Search code examples
pythondataframeiterationlist-comprehensionvectorization

Selectively Combine several dataframes based on conditions in each dataframe


I have three different time based dataframes with 10s of thousands of data points.

df1['time']  = 1, 2, 3, 4, 5
df1['data1'] = 1, 0, 0, 1, 0

df2['time']  = 1, 3, 5, 7, 9 
df2['data2'] = a, b, c, d, e

df3['time']  = 3, 4, 5, 6, 7
df3['data3'] = z, y, x, w, v

I want to combine these dataframes into 1 dataframe only where they have the same time point existing. In the above dataframes only time 3 and 5 exist concurrently across all three so merge those data points into the final dataframe.

df4['time']  = 3, 5
df4['data1'] = 0, 0
df4['data2'] = b, c
df4['data3'] = z, x

I've been trying to avoid iterating over the dataframes with if statements because of the numerous data points and the answer in How to iterate over rows in a DataFrame in Pandas from cs95 basically saying to avoid iterating if possible.

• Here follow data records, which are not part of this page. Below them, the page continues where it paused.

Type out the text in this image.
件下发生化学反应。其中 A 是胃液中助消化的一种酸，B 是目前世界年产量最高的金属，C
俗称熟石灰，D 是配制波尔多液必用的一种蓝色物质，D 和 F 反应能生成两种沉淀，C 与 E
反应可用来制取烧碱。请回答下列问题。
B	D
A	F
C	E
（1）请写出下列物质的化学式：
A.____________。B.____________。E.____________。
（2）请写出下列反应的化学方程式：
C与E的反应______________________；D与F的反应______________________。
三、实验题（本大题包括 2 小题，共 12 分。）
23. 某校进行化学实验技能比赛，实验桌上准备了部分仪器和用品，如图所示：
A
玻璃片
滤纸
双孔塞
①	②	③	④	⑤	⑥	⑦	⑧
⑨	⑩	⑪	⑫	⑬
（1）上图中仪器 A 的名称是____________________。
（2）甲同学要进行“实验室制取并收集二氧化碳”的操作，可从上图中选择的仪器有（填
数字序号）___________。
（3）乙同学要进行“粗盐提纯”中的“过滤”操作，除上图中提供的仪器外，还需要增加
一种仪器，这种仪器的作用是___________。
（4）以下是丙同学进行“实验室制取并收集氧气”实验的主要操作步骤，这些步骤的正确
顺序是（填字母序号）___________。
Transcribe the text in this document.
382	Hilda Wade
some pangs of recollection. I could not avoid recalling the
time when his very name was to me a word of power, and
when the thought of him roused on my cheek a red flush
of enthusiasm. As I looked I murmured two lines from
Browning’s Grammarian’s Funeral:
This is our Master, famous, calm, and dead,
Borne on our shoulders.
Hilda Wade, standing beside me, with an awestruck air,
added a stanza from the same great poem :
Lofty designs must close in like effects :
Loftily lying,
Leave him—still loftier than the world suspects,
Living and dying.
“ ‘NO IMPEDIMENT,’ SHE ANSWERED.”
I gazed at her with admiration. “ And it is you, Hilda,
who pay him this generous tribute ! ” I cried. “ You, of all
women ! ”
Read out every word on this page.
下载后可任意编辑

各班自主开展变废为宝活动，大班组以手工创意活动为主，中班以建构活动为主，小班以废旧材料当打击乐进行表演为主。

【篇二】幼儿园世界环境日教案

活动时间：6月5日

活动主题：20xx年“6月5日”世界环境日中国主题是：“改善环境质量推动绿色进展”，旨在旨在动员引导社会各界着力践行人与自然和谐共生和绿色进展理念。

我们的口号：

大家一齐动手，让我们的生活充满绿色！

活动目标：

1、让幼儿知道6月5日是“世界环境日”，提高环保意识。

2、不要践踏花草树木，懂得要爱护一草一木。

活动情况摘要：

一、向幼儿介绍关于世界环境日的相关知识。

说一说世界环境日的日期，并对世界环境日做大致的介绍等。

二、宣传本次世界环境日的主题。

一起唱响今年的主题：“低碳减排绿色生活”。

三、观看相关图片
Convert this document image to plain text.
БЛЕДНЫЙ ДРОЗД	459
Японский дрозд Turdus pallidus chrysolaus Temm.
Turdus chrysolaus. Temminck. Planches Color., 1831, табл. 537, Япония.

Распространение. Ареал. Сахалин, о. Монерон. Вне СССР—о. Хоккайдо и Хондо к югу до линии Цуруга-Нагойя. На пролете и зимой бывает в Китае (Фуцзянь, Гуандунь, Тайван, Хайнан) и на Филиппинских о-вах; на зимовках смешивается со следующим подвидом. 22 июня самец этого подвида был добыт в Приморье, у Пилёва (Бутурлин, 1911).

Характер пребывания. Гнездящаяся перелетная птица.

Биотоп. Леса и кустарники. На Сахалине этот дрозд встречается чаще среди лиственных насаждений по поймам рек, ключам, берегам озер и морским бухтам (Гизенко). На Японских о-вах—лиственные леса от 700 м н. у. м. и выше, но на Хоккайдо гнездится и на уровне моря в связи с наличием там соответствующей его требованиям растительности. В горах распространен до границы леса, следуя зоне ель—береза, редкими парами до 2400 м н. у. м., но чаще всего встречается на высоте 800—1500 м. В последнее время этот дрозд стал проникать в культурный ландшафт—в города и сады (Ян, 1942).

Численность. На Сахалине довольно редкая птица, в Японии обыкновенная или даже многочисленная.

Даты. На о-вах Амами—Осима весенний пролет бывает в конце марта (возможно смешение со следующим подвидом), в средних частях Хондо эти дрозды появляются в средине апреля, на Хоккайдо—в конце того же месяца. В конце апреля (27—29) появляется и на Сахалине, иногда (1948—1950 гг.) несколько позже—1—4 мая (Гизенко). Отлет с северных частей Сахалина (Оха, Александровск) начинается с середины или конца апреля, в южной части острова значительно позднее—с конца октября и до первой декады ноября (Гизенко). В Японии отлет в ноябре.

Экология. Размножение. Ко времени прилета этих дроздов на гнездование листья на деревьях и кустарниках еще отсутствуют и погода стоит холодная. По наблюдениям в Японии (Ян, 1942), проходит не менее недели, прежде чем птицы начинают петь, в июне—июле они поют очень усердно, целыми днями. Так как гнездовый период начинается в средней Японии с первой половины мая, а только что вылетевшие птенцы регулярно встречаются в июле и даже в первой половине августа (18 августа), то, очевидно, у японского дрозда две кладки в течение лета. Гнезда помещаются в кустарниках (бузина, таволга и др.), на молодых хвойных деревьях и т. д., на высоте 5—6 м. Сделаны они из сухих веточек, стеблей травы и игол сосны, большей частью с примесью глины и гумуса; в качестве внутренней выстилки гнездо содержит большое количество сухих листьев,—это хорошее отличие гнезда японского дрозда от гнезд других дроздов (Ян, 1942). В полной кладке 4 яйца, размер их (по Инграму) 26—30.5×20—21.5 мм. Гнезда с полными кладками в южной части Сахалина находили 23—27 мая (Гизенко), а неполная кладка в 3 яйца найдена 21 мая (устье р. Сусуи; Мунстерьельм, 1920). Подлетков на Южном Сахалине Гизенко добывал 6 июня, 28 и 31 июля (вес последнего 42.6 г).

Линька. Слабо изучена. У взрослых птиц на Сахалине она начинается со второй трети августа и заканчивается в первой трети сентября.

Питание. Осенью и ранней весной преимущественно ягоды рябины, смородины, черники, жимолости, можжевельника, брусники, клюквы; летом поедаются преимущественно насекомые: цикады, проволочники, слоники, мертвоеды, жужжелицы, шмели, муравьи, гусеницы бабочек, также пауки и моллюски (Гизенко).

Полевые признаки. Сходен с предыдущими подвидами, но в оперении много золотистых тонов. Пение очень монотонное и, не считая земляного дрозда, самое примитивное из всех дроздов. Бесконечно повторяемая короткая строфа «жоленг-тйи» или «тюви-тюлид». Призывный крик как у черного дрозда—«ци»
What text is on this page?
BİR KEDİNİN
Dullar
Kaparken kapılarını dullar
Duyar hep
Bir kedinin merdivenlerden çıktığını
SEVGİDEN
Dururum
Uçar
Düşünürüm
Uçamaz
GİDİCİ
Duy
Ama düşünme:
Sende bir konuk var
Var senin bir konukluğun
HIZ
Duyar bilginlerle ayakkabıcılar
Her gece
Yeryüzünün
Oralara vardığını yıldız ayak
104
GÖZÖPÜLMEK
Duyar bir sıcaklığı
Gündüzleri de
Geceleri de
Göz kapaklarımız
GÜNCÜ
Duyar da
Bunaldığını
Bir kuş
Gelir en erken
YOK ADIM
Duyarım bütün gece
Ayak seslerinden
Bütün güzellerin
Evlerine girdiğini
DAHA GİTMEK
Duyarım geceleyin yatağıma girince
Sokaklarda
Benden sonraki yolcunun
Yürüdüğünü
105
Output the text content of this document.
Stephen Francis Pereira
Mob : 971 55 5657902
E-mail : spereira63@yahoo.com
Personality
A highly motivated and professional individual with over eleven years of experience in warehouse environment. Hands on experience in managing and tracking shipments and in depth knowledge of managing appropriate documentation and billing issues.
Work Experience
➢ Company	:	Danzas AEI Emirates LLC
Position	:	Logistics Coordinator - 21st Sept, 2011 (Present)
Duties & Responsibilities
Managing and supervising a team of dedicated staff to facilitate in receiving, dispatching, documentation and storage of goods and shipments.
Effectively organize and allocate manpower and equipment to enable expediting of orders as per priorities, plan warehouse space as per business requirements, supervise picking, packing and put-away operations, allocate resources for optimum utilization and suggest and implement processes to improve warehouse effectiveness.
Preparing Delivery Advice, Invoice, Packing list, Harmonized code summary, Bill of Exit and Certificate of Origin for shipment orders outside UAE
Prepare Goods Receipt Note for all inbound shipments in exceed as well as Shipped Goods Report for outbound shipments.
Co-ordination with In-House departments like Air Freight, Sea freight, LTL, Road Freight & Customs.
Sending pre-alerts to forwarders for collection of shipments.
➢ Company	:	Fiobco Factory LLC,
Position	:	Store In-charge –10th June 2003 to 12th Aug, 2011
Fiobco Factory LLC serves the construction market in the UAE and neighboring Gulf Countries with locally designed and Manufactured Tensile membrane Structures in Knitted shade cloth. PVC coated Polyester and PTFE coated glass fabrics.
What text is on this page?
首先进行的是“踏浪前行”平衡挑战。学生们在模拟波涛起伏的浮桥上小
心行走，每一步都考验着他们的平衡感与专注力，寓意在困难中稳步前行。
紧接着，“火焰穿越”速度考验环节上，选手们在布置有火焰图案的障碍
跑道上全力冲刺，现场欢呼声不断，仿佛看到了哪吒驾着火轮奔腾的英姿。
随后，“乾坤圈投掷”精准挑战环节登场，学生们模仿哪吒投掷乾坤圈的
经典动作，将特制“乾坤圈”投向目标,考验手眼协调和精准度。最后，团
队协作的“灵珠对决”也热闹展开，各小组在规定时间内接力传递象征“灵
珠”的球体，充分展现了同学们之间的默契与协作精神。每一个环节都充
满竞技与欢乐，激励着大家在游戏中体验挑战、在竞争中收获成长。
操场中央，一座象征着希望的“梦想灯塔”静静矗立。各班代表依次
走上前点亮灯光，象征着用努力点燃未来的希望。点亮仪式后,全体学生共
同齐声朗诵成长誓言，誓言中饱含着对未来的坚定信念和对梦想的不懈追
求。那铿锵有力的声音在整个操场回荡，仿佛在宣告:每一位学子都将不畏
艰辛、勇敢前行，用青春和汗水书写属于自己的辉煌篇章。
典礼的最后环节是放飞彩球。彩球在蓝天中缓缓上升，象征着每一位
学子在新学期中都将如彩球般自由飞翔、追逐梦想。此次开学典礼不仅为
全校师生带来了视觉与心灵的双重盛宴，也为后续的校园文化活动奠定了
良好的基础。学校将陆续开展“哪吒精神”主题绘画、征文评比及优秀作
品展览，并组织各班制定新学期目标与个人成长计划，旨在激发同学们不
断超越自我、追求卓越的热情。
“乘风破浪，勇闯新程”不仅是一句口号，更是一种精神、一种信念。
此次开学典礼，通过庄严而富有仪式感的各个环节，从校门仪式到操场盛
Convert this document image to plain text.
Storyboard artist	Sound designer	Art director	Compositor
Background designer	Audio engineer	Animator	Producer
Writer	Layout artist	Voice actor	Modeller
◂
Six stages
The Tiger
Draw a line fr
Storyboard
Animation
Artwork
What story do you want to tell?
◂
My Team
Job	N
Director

Am I stuck iterating through the dataframes or is there vectorization/list comprehension method I can follow?


Solution

  • You want to use pd.merge. I think of it like a SQL join, it works very similarly. In the example below I'm doing 2 merges (a.k.a. joins), first with df1 to df2 as an inner join on the time column, then that merged dataframe is merged with df3 using inner join on time again.

    import pandas as pd
    
    df1 = pd.DataFrame({'time': [1,2,3,4,5], 'data1': [1,0,0,1,0]})
    df2 = pd.DataFrame({'time': [1,3,5,7,9], 'data2': ['a','b','c','d','e']})
    df3 = pd.DataFrame({'time': [3,4,5,6,7], 'data3': ['z','y','x','w','v']})
    df4 = df1.merge(df2, how='inner', on='time').merge(df3, how='inner', on='time')
    df4
    Out[211]: 
       time  data1 data2 data3
    0     3      0     b     z
    1     5      0     c     x
    

    inner join only keeps values that exist in both dataframes. the on field indicates which column(s) need to match to join.

    Notice that the final result will include data1, data2, and data3 from each of the columns, if you have columns that are the same name in the datasets and are not included in on then they will be renamed with _df1, _df2, _df3 respectively.